My research interests include distributed computing, fault-tolerance and real-time. I work on methodologies, paradigms, and algorithms for fault-tolerant distributed systems, in both message-passing and shared-memory systems. My long-term goal is to bridge the gap between theoretical results and the need for efficient and practical solutions. In collaboration with Tushar Chandra and Prasad Jayanti, two Ph.D. Computer Science students, we continued our work on unreliable failure detectors for message-passing systems, and on wait-free objects for shared-memory systems.
A fundamental result of fault-tolerant distributed computing states that the Consensus problem cannot be solved (with a deterministic algorithm) in asynchronous systems. This impossibility result is due to the inherent difficulty of determining whether a process has crashed (or is merely very slow) in such a system. In our work, we were able to determine exactly how much information about failures is necessary and sufficient to solve Consensus. We first showed one can use W, an unreliable failure detector that can make an infinite number of mistakes, to solve Consensus in systems with a majority of correct processes. We then proved that to solve Consensus, any failure detector has to provide at least as much information about failures as W. Thus, W is the weakest failure detector for solving Consensus in asynchronous systems with a majority of correct processes. We are now exploring the practicality of implementing W, and of applications that rely on W for their correctness.

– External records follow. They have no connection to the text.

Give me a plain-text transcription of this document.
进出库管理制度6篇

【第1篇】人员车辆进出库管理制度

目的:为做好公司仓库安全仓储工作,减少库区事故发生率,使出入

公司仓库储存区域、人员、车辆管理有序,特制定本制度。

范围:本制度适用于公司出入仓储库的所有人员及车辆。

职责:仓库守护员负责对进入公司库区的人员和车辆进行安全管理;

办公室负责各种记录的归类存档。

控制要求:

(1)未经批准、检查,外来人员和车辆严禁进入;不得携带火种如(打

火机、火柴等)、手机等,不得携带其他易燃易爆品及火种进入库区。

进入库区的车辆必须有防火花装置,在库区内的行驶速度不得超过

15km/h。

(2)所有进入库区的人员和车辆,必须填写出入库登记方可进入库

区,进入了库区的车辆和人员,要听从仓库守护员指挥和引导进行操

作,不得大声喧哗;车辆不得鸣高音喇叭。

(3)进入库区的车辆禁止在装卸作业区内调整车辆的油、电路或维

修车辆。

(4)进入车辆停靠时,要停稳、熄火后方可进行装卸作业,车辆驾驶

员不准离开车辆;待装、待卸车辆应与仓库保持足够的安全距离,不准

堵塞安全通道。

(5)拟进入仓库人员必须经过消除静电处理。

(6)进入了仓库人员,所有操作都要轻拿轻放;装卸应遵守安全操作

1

A concurrent system consists of processes communicating via shared objects. A shared object is wait-free if each process that accesses this object is guaranteed to get a response even if all the other processes crash. We are now exploring wait-free hierarchies of object types, where each object (type) is assigned to a level that corresponds to its ability in implementing other wait-free objects. In particular, Prasad Jayanti has shown that a well-known hierarchy (Herlihy's) is not robust: Informally, in this hierarchy there is an object at level 2 that can be used to implement wait-free objects at any level. We are now exploring the question of whether robust wait-free hierarchies exist.